Largest Group of Jewish Immigrants Since Start of Coronavirus Outbreak Expected in Israel

Three dozen immigrants from Belarus, scheduled to land on Sunday, were pre-approved for aliyah and will spend their first two weeks quarantined in designated hotels

Judy Maltz
Judy Maltz
File photo: Passengers at the arrivals terminal in Ben Gurion Airport, February 22, 2020.
File photo: Passengers at the arrivals terminal in Ben Gurion Airport, February 22, 2020.Credit: Bea Bar Kallos
Judy Maltz
Judy Maltz

Thirty-six immigrants from Belarus are scheduled to land in Israel on Sunday on a regular commercial flight, despite the strict regulations Israel has introduced to curb the spread of the coronavirus. This flight will be the largest organized group of immigrants to arrive since the outbreak of the disease.

The flights were paid for and organized by the International Fellowship for Christians and Jews, a private charity active in promoting aliyah, Jewish immigration to Israel. It operates mainly in former Soviet bloc countries. The Jewish Agency, which has been assisting with logistics, confirmed that all the passengers had been approved for aliyah.

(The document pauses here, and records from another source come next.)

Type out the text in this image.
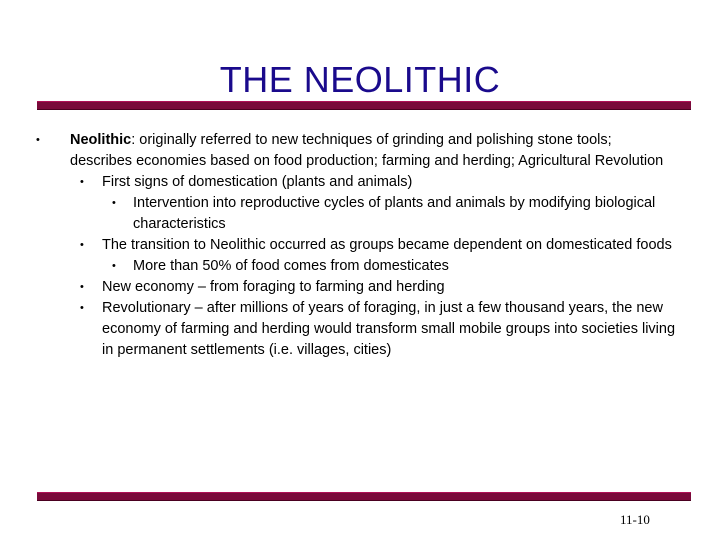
THE NEOLITHIC
• Neolithic: originally referred to new techniques of grinding and polishing stone tools; describes economies based on food production; farming and herding; Agricultural Revolution
• First signs of domestication (plants and animals)
• Intervention into reproductive cycles of plants and animals by modifying biological characteristics
• The transition to Neolithic occurred as groups became dependent on domesticated foods
• More than 50% of food comes from domesticates
• New economy – from foraging to farming and herding
• Revolutionary – after millions of years of foraging, in just a few thousand years, the new economy of farming and herding would transform small mobile groups into societies living in permanent settlements (i.e. villages, cities)
11-10
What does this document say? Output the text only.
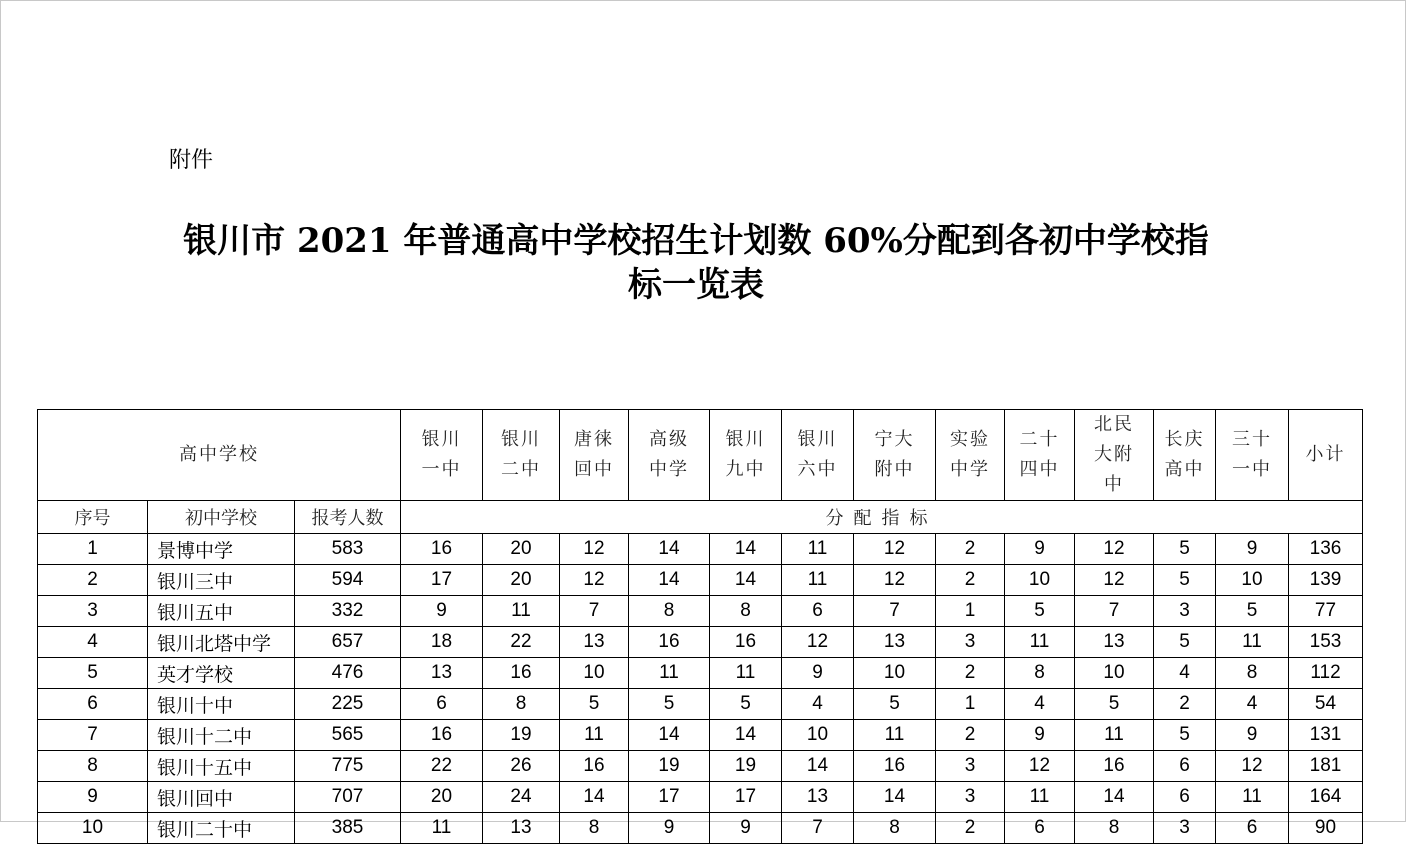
附件
银川市 2021 年普通高中学校招生计划数 60%分配到各初中学校指
标一览表
高中学校			银川一中	银川二中	唐徕回中	高级中学	银川九中	银川六中	宁大附中	实验中学	二十四中	北民大附中	长庆高中	三十一中	小计
序号	初中学校	报考人数	分配指标												
1	景博中学	583	16	20	12	14	14	11	12	2	9	12	5	9	136
2	银川三中	594	17	20	12	14	14	11	12	2	10	12	5	10	139
3	银川五中	332	9	11	7	8	8	6	7	1	5	7	3	5	77
4	银川北塔中学	657	18	22	13	16	16	12	13	3	11	13	5	11	153
5	英才学校	476	13	16	10	11	11	9	10	2	8	10	4	8	112
6	银川十中	225	6	8	5	5	5	4	5	1	4	5	2	4	54
7	银川十二中	565	16	19	11	14	14	10	11	2	9	11	5	9	131
8	银川十五中	775	22	26	16	19	19	14	16	3	12	16	6	12	181
9	银川回中	707	20	24	14	17	17	13	14	3	11	14	6	11	164
10	银川二十中	385	11	13	8	9	9	7	8	2	6	8	3	6	90
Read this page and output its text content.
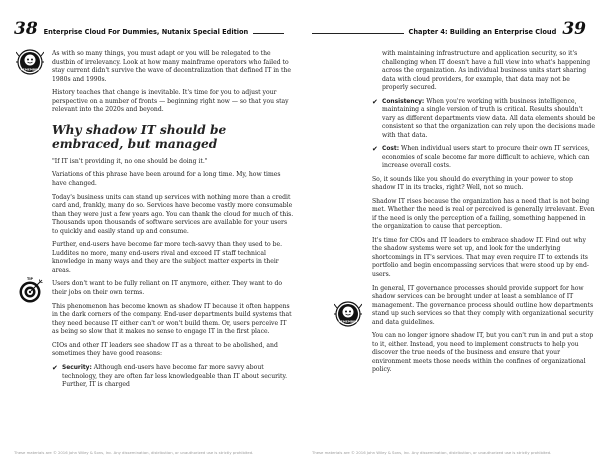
38 Enterprise Cloud For Dummies, Nutanix Special Edition
REMEMBER
TIP

As with so many things, you must adapt or you will be relegated to the dustbin of irrelevancy. Look at how many mainframe operators who failed to stay current didn't survive the wave of decentralization that defined IT in the 1980s and 1990s.

History teaches that change is inevitable. It's time for you to adjust your perspective on a number of fronts — beginning right now — so that you stay relevant into the 2020s and beyond.

Why shadow IT should be embraced, but managed

"If IT isn't providing it, no one should be doing it."

Variations of this phrase have been around for a long time. My, how times have changed.

Today's business units can stand up services with nothing more than a credit card and, frankly, many do so. Services have become vastly more consumable than they were just a few years ago. You can thank the cloud for much of this. Thousands upon thousands of software services are available for your users to quickly and easily stand up and consume.

Further, end-users have become far more tech-savvy than they used to be. Luddites no more, many end-users rival and exceed IT staff technical knowledge in many ways and they are the subject matter experts in their areas.

Users don't want to be fully reliant on IT anymore, either. They want to do their jobs on their own terms.

This phenomenon has become known as shadow IT because it often happens in the dark corners of the company. End-user departments build systems that they need because IT either can't or won't build them. Or, users perceive IT as being so slow that it makes no sense to engage IT in the first place.

CIOs and other IT leaders see shadow IT as a threat to be abolished, and sometimes they have good reasons:

✔ Security: Although end-users have become far more savvy about technology, they are often far less knowledgeable than IT about security. Further, IT is charged
These materials are © 2016 John Wiley & Sons, Inc. Any dissemination, distribution, or unauthorized use is strictly prohibited.
Chapter 4: Building an Enterprise Cloud 39
REMEMBER

with maintaining infrastructure and application security, so it's challenging when IT doesn't have a full view into what's happening across the organization. As individual business units start sharing data with cloud providers, for example, that data may not be properly secured.

✔ Consistency: When you're working with business intelligence, maintaining a single version of truth is critical. Results shouldn't vary as different departments view data. All data elements should be consistent so that the organization can rely upon the decisions made with that data.
✔ Cost: When individual users start to procure their own IT services, economies of scale become far more difficult to achieve, which can increase overall costs.

So, it sounds like you should do everything in your power to stop shadow IT in its tracks, right? Well, not so much.

Shadow IT rises because the organization has a need that is not being met. Whether the need is real or perceived is generally irrelevant. Even if the need is only the perception of a failing, something happened in the organization to cause that perception.

It's time for CIOs and IT leaders to embrace shadow IT. Find out why the shadow systems were set up, and look for the underlying shortcomings in IT's services. That may even require IT to extends its portfolio and begin encompassing services that were stood up by end-users.

In general, IT governance processes should provide support for how shadow services can be brought under at least a semblance of IT management. The governance process should outline how departments stand up such services so that they comply with organizational security and data guidelines.

You can no longer ignore shadow IT, but you can't run in and put a stop to it, either. Instead, you need to implement constructs to help you discover the true needs of the business and ensure that your environment meets those needs within the confines of organizational policy.

These materials are © 2016 John Wiley & Sons, Inc. Any dissemination, distribution, or unauthorized use is strictly prohibited.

Under new rules aimed at preventing the spread of the coronavirus, only Israeli nationals and individuals pre-approved for immigration are allowed entry into the country as of now. All passengers landing in Israel are taken immediately to specially designated hotels, in which they must spend 14 days in quarantine.

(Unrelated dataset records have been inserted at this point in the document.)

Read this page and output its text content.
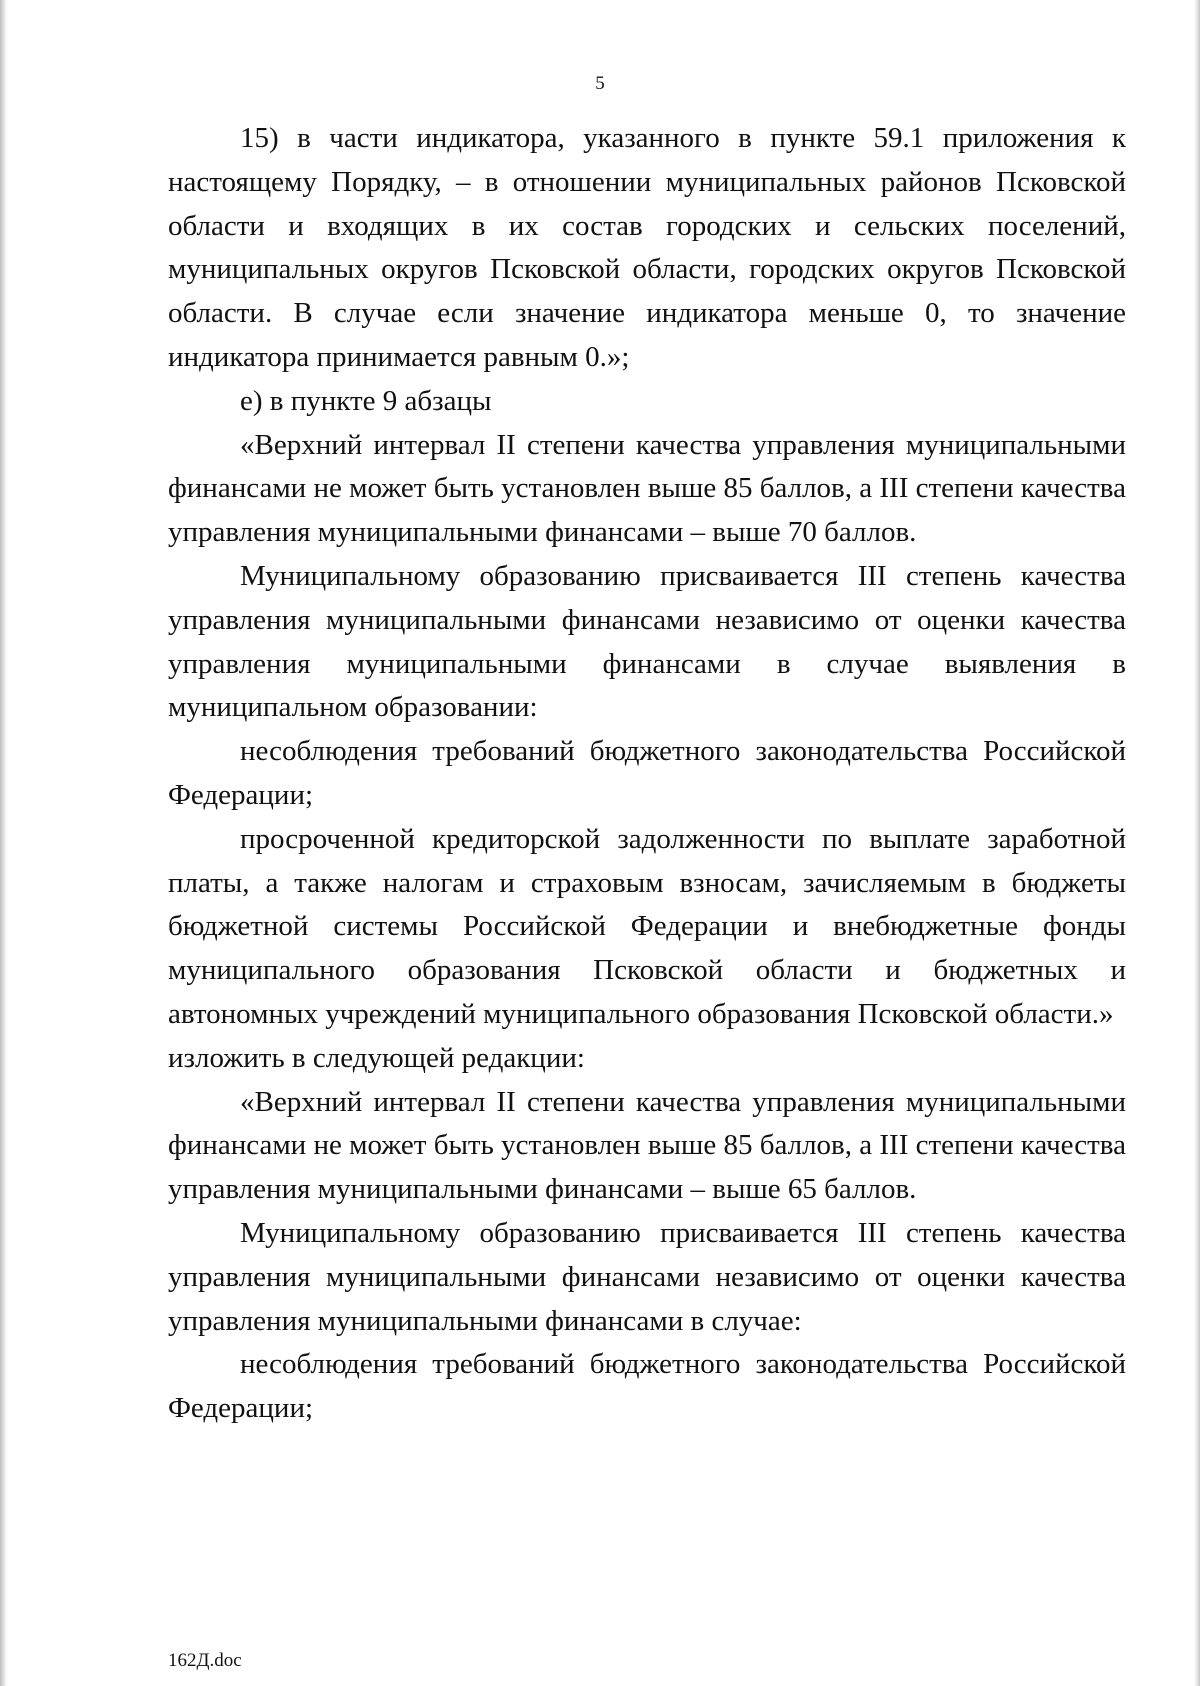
5

15) в части индикатора, указанного в пункте 59.1 приложения к настоящему Порядку, – в отношении муниципальных районов Псковской области и входящих в их состав городских и сельских поселений, муниципальных округов Псковской области, городских округов Псковской области. В случае если значение индикатора меньше 0, то значение индикатора принимается равным 0.»;

е) в пункте 9 абзацы

«Верхний интервал II степени качества управления муниципальными финансами не может быть установлен выше 85 баллов, а III степени качества управления муниципальными финансами – выше 70 баллов.

Муниципальному образованию присваивается III степень качества управления муниципальными финансами независимо от оценки качества управления муниципальными финансами в случае выявления в муниципальном образовании:

несоблюдения требований бюджетного законодательства Российской Федерации;

просроченной кредиторской задолженности по выплате заработной платы, а также налогам и страховым взносам, зачисляемым в бюджеты бюджетной системы Российской Федерации и внебюджетные фонды муниципального образования Псковской области и бюджетных и автономных учреждений муниципального образования Псковской области.»

изложить в следующей редакции:

«Верхний интервал II степени качества управления муниципальными финансами не может быть установлен выше 85 баллов, а III степени качества управления муниципальными финансами – выше 65 баллов.

Муниципальному образованию присваивается III степень качества управления муниципальными финансами независимо от оценки качества управления муниципальными финансами в случае:

несоблюдения требований бюджетного законодательства Российской Федерации;

162Д.doc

According to a spokesman for the Jewish Agency, a total of 1,246 immigrants arrived in Israel in March, more than half of them from Russia. In mid-March, Israel went into virtual lockdown, with all schools, restaurants and most retail businesses closed.

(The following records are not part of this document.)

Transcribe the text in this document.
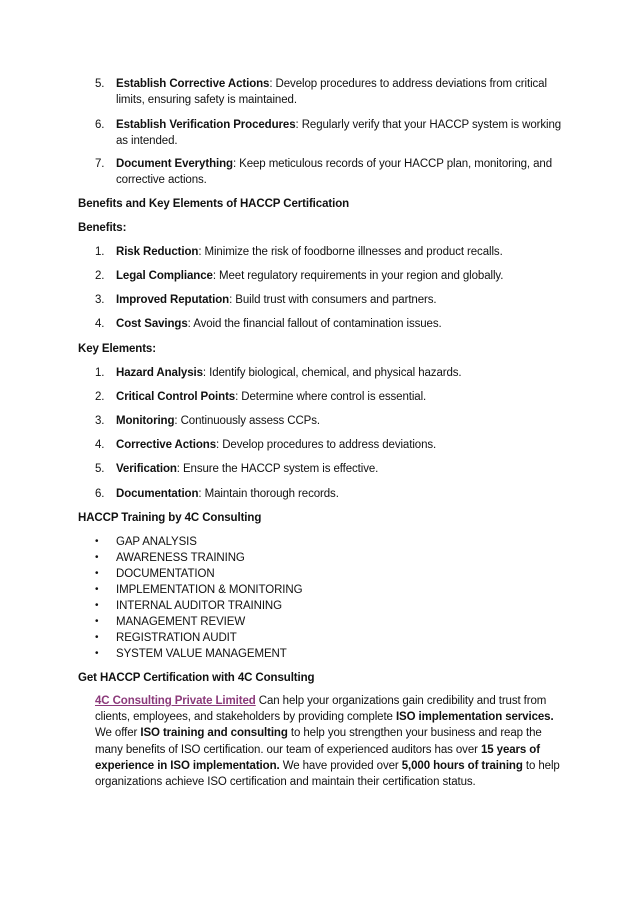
5. Establish Corrective Actions: Develop procedures to address deviations from critical limits, ensuring safety is maintained.
6. Establish Verification Procedures: Regularly verify that your HACCP system is working as intended.
7. Document Everything: Keep meticulous records of your HACCP plan, monitoring, and corrective actions.
Benefits and Key Elements of HACCP Certification
Benefits:
1. Risk Reduction: Minimize the risk of foodborne illnesses and product recalls.
2. Legal Compliance: Meet regulatory requirements in your region and globally.
3. Improved Reputation: Build trust with consumers and partners.
4. Cost Savings: Avoid the financial fallout of contamination issues.
Key Elements:
1. Hazard Analysis: Identify biological, chemical, and physical hazards.
2. Critical Control Points: Determine where control is essential.
3. Monitoring: Continuously assess CCPs.
4. Corrective Actions: Develop procedures to address deviations.
5. Verification: Ensure the HACCP system is effective.
6. Documentation: Maintain thorough records.
HACCP Training by 4C Consulting
• GAP ANALYSIS
• AWARENESS TRAINING
• DOCUMENTATION
• IMPLEMENTATION & MONITORING
• INTERNAL AUDITOR TRAINING
• MANAGEMENT REVIEW
• REGISTRATION AUDIT
• SYSTEM VALUE MANAGEMENT
Get HACCP Certification with 4C Consulting
4C Consulting Private Limited Can help your organizations gain credibility and trust from clients, employees, and stakeholders by providing complete ISO implementation services. We offer ISO training and consulting to help you strengthen your business and reap the many benefits of ISO certification. our team of experienced auditors has over 15 years of experience in ISO implementation. We have provided over 5,000 hours of training to help organizations achieve ISO certification and maintain their certification status.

Aliyah slowed down to a trickle in April, with only eight immigrants arriving in the first few days of the month. Most of the drop has been attributed to the fact that Russia and Ukraine – both major sources of aliyah in recent years – have closed their borders.

In early March, IFCJ brought over its last organized group – 30 immigrants from Brazil. Because of difficulties finding flights out of the country, the Brazilians were forced to delay their arrival to Israel. They eventually found connections through Turkey.

Nefesh b’Nefesh, the organization responsible for aliyah from North America, plans to fly in 22 immigrants from the United States next month. Most of them have tickets for an El Al flight scheduled to arrive in Israel on May 12. Since the Israeli national airline is no longer operating regular commercial flights, the passenger will likely be transferred to United Airlines, which is still flying direct to Israel from Newark.